There are occasions, however, when Jackie’s (male) co-owner decides to write a polite note to someone or other – who, in turn, believes that a reply is in order. Publication in MWD invariably follows. There are, alas, some occasions where Hendo sends a polite missive but does not receive the courtesy of a reply. Nevertheless, publication of this one-sided correspondence still takes place. For the record – and in the public interest, of course.
GERARD HENDERSON SEEKS EVIDENCE FROM ABC’s SALLY JACKSON AND NICK LEYS FOR ABC CHAIR ITA BUTTROSE’S SPEECH “THE ABC, DEMOCRACY AND THE IMPORTANCE OF PRESS FREEDOM”
As readers of today’s issue are aware, ABC Chair Ita Buttrose’s speech titled “The ABC, democracy and the importance of press freedom” contained many assertions – but virtually no evidence. Gerard Henderson wrote to the ABC seeking evidence for Ms Buttrose referencing (alleged) unnamed right-wing and left-wing critics of the ABC. Alas, without success. He first approached Sally Jackson (Communications Lead, ABC News) who flicked the matter to Nick Leys (Head of Communications) who went into “No Comment” mode. Here we go.
Gerard Henderson to Sally Jackson – 25 November 2020
Sally
I have just read Ita Buttrose’s address to the Ramsay Centre for Western Civilisation on 12 November. As you will be aware, the ABC chair does not cite sources for some of her quotes. So it is difficult, at times, to work out who/what Ms Buttrose has in mind. Consequently, I would be grateful if the ABC could provide evidence with reference to certain parts of the chair’s speech.

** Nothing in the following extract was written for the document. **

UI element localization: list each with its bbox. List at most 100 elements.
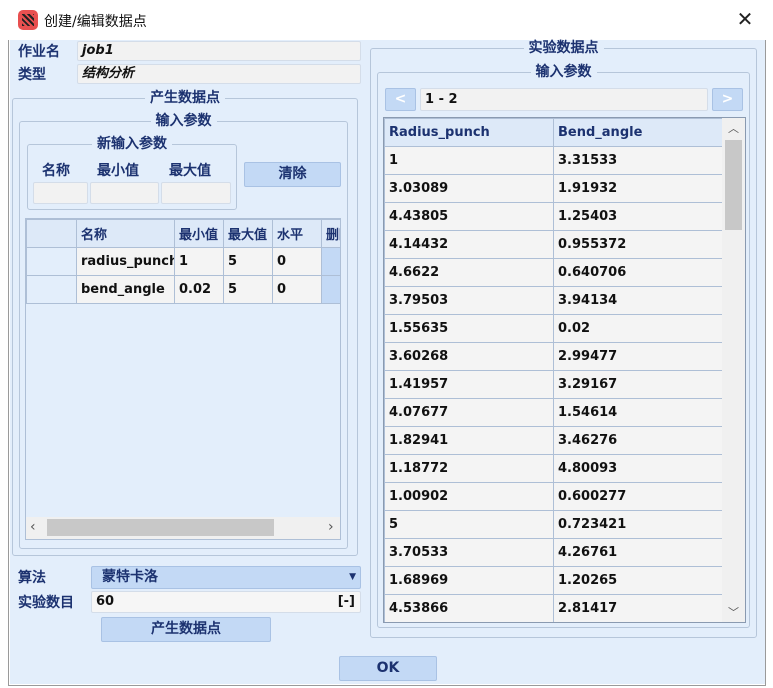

۰ Page 4 – who is the detractor referred to in this comment – and what is the source?
Recently one of our detractors said there was a need to curb the spread of public broadcasters into every technological and programming niche. “They should be ring-fenced into set stations, networks and roles, lest they crowd out a thousand flowers in a thousand digital niches.”
۰ Page 5. What is Ms Buttrose’s evidence in support of this claim?:
Elsewhere left-wing critics accuse us of being patsies for conservative causes and the same commercial interests that seek to tear us down. The old adage still holds that if you are offending everyone, you must be doing something right.

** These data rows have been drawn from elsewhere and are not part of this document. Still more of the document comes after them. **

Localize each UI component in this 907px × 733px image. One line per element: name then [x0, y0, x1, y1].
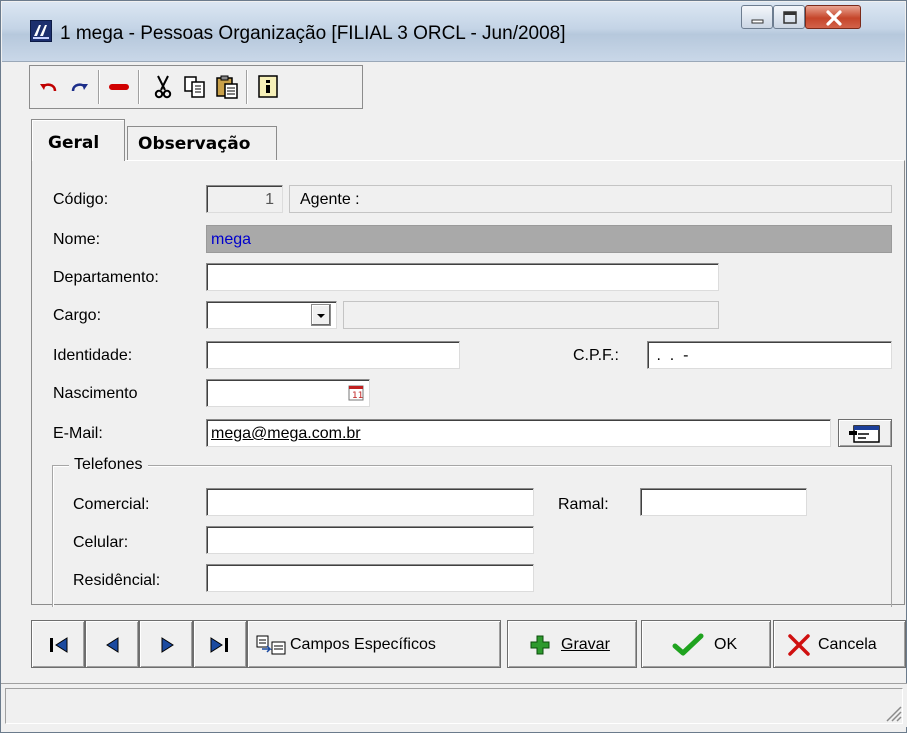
cancel-x-icon: [788, 634, 810, 656]
celular-label: Celular:: [73, 534, 129, 551]
maximize-button[interactable]: [773, 5, 805, 29]
agente-field: Agente :: [289, 185, 892, 213]
info-icon: [258, 75, 278, 98]
next-record-icon: [161, 637, 174, 653]
departamento-field[interactable]: [206, 263, 719, 291]
delete-icon: [109, 84, 129, 90]
ok-button[interactable]: OK: [641, 620, 771, 668]
comercial-field[interactable]: [206, 488, 534, 516]
cargo-description-field: [343, 301, 719, 329]
cpf-label: C.P.F.:: [573, 347, 619, 364]
application-window: 1 mega - Pessoas Organização [FILIAL 3 O…: [0, 0, 907, 733]
toolbar: [29, 65, 363, 109]
campos-especificos-icon: [256, 635, 286, 655]
close-icon: [826, 10, 842, 26]
departamento-label: Departamento:: [53, 269, 159, 286]
tab-observacao-label: Observação: [138, 134, 251, 154]
gravar-label: Gravar: [561, 636, 610, 653]
status-bar: [1, 683, 907, 727]
copy-button[interactable]: [182, 74, 208, 100]
tab-geral-label: Geral: [48, 133, 100, 153]
resize-grip-icon[interactable]: [881, 701, 903, 723]
previous-record-icon: [106, 637, 119, 653]
telefones-legend: Telefones: [69, 456, 148, 474]
campos-especificos-button[interactable]: Campos Específicos: [247, 620, 501, 668]
residencial-field[interactable]: [206, 564, 534, 592]
copy-icon: [184, 76, 205, 98]
paste-icon: [216, 75, 238, 99]
status-panel: [5, 688, 903, 724]
celular-field[interactable]: [206, 526, 534, 554]
calendar-icon: 11: [348, 385, 364, 401]
tab-observacao[interactable]: Observação: [127, 126, 277, 160]
ramal-field[interactable]: [640, 488, 807, 516]
cut-button[interactable]: [150, 74, 176, 100]
tab-geral[interactable]: Geral: [31, 119, 125, 161]
ramal-label: Ramal:: [558, 496, 609, 513]
delete-button[interactable]: [106, 74, 132, 100]
cancela-label: Cancela: [818, 636, 877, 653]
minimize-icon: [751, 19, 764, 24]
calendar-button[interactable]: 11: [346, 383, 366, 403]
email-card-icon: [849, 425, 880, 443]
info-button[interactable]: [256, 74, 282, 100]
cargo-label: Cargo:: [53, 307, 102, 324]
first-record-icon: [50, 637, 68, 653]
next-record-button[interactable]: [139, 620, 193, 668]
comercial-label: Comercial:: [73, 496, 150, 513]
close-button[interactable]: [805, 5, 861, 29]
undo-icon: [40, 83, 57, 92]
paste-button[interactable]: [214, 74, 240, 100]
identidade-label: Identidade:: [53, 347, 133, 364]
nascimento-label: Nascimento: [53, 385, 138, 402]
redo-icon: [71, 83, 88, 92]
last-record-icon: [210, 637, 228, 653]
nome-field[interactable]: mega: [206, 225, 892, 253]
campos-especificos-label: Campos Específicos: [290, 636, 436, 653]
title-bar[interactable]: 1 mega - Pessoas Organização [FILIAL 3 O…: [2, 2, 905, 62]
cargo-dropdown-button[interactable]: [311, 304, 331, 326]
first-record-button[interactable]: [31, 620, 85, 668]
email-field[interactable]: mega@mega.com.br: [206, 419, 831, 447]
nome-label: Nome:: [53, 231, 101, 248]
email-label: E-Mail:: [53, 425, 103, 442]
plus-icon: [530, 635, 550, 655]
cancela-button[interactable]: Cancela: [773, 620, 906, 668]
undo-button[interactable]: [36, 74, 62, 100]
previous-record-button[interactable]: [85, 620, 139, 668]
app-logo-icon: [30, 20, 52, 42]
identidade-field[interactable]: [206, 341, 460, 369]
chevron-down-icon: [317, 314, 325, 318]
window-title: 1 mega - Pessoas Organização [FILIAL 3 O…: [60, 23, 566, 44]
residencial-label: Residêncial:: [73, 572, 161, 589]
minimize-button[interactable]: [741, 5, 773, 29]
codigo-field[interactable]: 1: [206, 185, 283, 213]
checkmark-icon: [672, 633, 704, 656]
maximize-icon: [783, 11, 797, 24]
last-record-button[interactable]: [193, 620, 247, 668]
cut-icon: [154, 75, 172, 99]
codigo-label: Código:: [53, 191, 109, 208]
send-email-button[interactable]: [838, 419, 892, 447]
redo-button[interactable]: [68, 74, 94, 100]
cpf-field[interactable]: . . -: [647, 341, 892, 369]
agente-label: Agente :: [300, 191, 360, 208]
gravar-button[interactable]: Gravar: [507, 620, 637, 668]
ok-label: OK: [714, 636, 738, 653]
svg-text:11: 11: [352, 391, 363, 401]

Who are the “left-wing” critics Ms Buttrose has in mind? I assume they are serious commentators/organisations who/which have made public statements to this effect.

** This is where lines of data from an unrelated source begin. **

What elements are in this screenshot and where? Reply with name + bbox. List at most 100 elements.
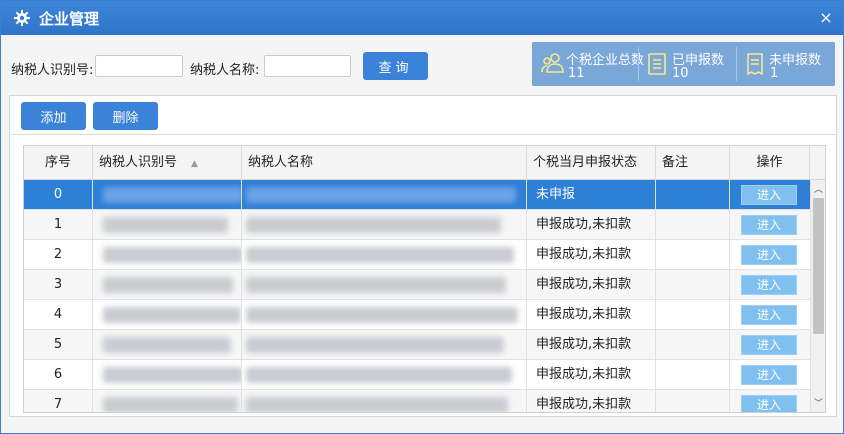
taxpayer-id-label: 纳税人识别号: xyxy=(11,63,94,78)
table-row[interactable]: 1 申报成功,未扣款 进入 xyxy=(24,210,810,240)
stat-total-value: 11 xyxy=(568,66,585,81)
row-index: 7 xyxy=(24,390,93,412)
row-action: 进入 xyxy=(730,270,810,300)
row-index: 4 xyxy=(24,300,93,330)
taxpayer-name-input[interactable] xyxy=(264,55,351,77)
vertical-scrollbar[interactable]: ︿ ﹀ xyxy=(810,180,825,412)
column-header-taxpayer-id[interactable]: 纳税人识别号 ▲ xyxy=(93,146,242,180)
column-header-remark[interactable]: 备注 xyxy=(656,146,730,180)
sort-asc-icon: ▲ xyxy=(191,159,198,169)
table-row[interactable]: 6 申报成功,未扣款 进入 xyxy=(24,360,810,390)
enterprise-table: 序号 纳税人识别号 ▲ 纳税人名称 个税当月申报状态 备注 操作 0 未申报 进入 1 申… xyxy=(23,145,826,413)
table-row[interactable]: 7 申报成功,未扣款 进入 xyxy=(24,390,810,412)
scrollbar-thumb[interactable] xyxy=(813,198,824,334)
column-header-index[interactable]: 序号 xyxy=(24,146,93,180)
column-header-taxpayer-name[interactable]: 纳税人名称 xyxy=(242,146,527,180)
row-remark xyxy=(656,210,730,240)
stat-declared-value: 10 xyxy=(672,66,689,81)
stat-divider xyxy=(638,47,639,81)
table-row[interactable]: 3 申报成功,未扣款 进入 xyxy=(24,270,810,300)
row-taxpayer-id-redacted xyxy=(93,180,242,210)
row-status: 未申报 xyxy=(527,180,656,210)
taxpayer-id-input[interactable] xyxy=(95,55,183,77)
title-bar: 企业管理 × xyxy=(1,1,843,35)
enter-button[interactable]: 进入 xyxy=(741,185,797,205)
enter-button[interactable]: 进入 xyxy=(741,305,797,325)
row-taxpayer-id-redacted xyxy=(93,210,242,240)
row-remark xyxy=(656,180,730,210)
row-taxpayer-name-redacted xyxy=(242,360,527,390)
row-taxpayer-id-redacted xyxy=(93,330,242,360)
window-title: 企业管理 xyxy=(39,10,100,28)
users-icon xyxy=(541,52,565,78)
row-index: 3 xyxy=(24,270,93,300)
enter-button[interactable]: 进入 xyxy=(741,215,797,235)
row-status: 申报成功,未扣款 xyxy=(527,300,656,330)
row-taxpayer-id-redacted xyxy=(93,270,242,300)
row-taxpayer-name-redacted xyxy=(242,270,527,300)
row-status: 申报成功,未扣款 xyxy=(527,270,656,300)
enterprise-panel: 添加 删除 序号 纳税人识别号 ▲ 纳税人名称 个税当月申报状态 备注 操作 0 未… xyxy=(9,95,837,417)
row-action: 进入 xyxy=(730,180,810,210)
table-row[interactable]: 0 未申报 进入 xyxy=(24,180,810,210)
enter-button[interactable]: 进入 xyxy=(741,335,797,355)
row-index: 0 xyxy=(24,180,93,210)
row-remark xyxy=(656,360,730,390)
delete-button[interactable]: 删除 xyxy=(93,102,158,130)
row-status: 申报成功,未扣款 xyxy=(527,330,656,360)
row-taxpayer-name-redacted xyxy=(242,330,527,360)
stat-declared: 已申报数 10 xyxy=(642,42,738,86)
row-remark xyxy=(656,390,730,412)
row-taxpayer-id-redacted xyxy=(93,360,242,390)
row-taxpayer-name-redacted xyxy=(242,240,527,270)
row-taxpayer-name-redacted xyxy=(242,180,527,210)
row-status: 申报成功,未扣款 xyxy=(527,210,656,240)
row-action: 进入 xyxy=(730,360,810,390)
query-button[interactable]: 查询 xyxy=(363,52,428,80)
row-action: 进入 xyxy=(730,240,810,270)
chevron-up-icon[interactable]: ︿ xyxy=(811,182,825,196)
row-status: 申报成功,未扣款 xyxy=(527,390,656,412)
column-header-status[interactable]: 个税当月申报状态 xyxy=(527,146,656,180)
toolbar-divider xyxy=(10,134,836,135)
stat-undeclared: 未申报数 1 xyxy=(740,42,835,86)
enter-button[interactable]: 进入 xyxy=(741,365,797,385)
close-icon[interactable]: × xyxy=(817,9,835,27)
row-taxpayer-id-redacted xyxy=(93,390,242,412)
enter-button[interactable]: 进入 xyxy=(741,245,797,265)
enter-button[interactable]: 进入 xyxy=(741,275,797,295)
enter-button[interactable]: 进入 xyxy=(741,395,797,412)
row-remark xyxy=(656,270,730,300)
table-row[interactable]: 5 申报成功,未扣款 进入 xyxy=(24,330,810,360)
row-action: 进入 xyxy=(730,330,810,360)
taxpayer-name-label: 纳税人名称: xyxy=(190,63,260,78)
table-header: 序号 纳税人识别号 ▲ 纳税人名称 个税当月申报状态 备注 操作 xyxy=(24,146,825,180)
row-index: 2 xyxy=(24,240,93,270)
row-index: 1 xyxy=(24,210,93,240)
row-taxpayer-name-redacted xyxy=(242,300,527,330)
row-taxpayer-id-redacted xyxy=(93,300,242,330)
table-row[interactable]: 2 申报成功,未扣款 进入 xyxy=(24,240,810,270)
row-remark xyxy=(656,300,730,330)
document-icon xyxy=(647,52,667,80)
row-action: 进入 xyxy=(730,210,810,240)
stat-total: 个税企业总数 11 xyxy=(532,42,644,86)
row-action: 进入 xyxy=(730,300,810,330)
row-status: 申报成功,未扣款 xyxy=(527,240,656,270)
stat-undeclared-value: 1 xyxy=(770,66,779,81)
table-row[interactable]: 4 申报成功,未扣款 进入 xyxy=(24,300,810,330)
statistics-panel: 个税企业总数 11 已申报数 10 未申报数 1 xyxy=(532,42,835,86)
column-header-action: 操作 xyxy=(730,146,810,180)
row-taxpayer-name-redacted xyxy=(242,390,527,412)
receipt-icon xyxy=(745,52,765,80)
row-index: 6 xyxy=(24,360,93,390)
row-status: 申报成功,未扣款 xyxy=(527,360,656,390)
row-remark xyxy=(656,330,730,360)
chevron-down-icon[interactable]: ﹀ xyxy=(811,396,825,410)
gear-icon xyxy=(13,9,31,27)
row-action: 进入 xyxy=(730,390,810,412)
row-index: 5 xyxy=(24,330,93,360)
enterprise-management-window: 企业管理 × 纳税人识别号: 纳税人名称: 查询 个税企业总数 11 已申报数 … xyxy=(0,0,844,434)
add-button[interactable]: 添加 xyxy=(21,102,86,130)
row-taxpayer-id-redacted xyxy=(93,240,242,270)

I would be grateful for a response by the close of business on Thursday 26 November 2020.
Best wishes
Gerard Henderson
Nick Leys to Gerard Henderson – 25 November 2020
Hi Gerard,
How are you?
We don’t have any further comment on the Chair’s speech.
Regards,
Nick
Gerard Henderson to Nick Leys – 25 November 2020
Nick
Welcome back. I had forgotten that you had re-joined the ABC. It’s great to know who at the ABC will not be answering my questions.
As to your question – My Morale is High.
As to your answer – I’m surprised that the Chair of the ABC – an organisation which asks lotsa questions of others – does not answer questions herself. Could it be that the ABC has quit the Right to Know Coalition? (I don’t expect an answer).
All the best for Christmas and the New Year to you and the family.
Gerard
PS: It seems that Ita Buttrose’s missives are similar to Papal Encyclicals. They are delivered as sermons concerning which no correspondence is entered into.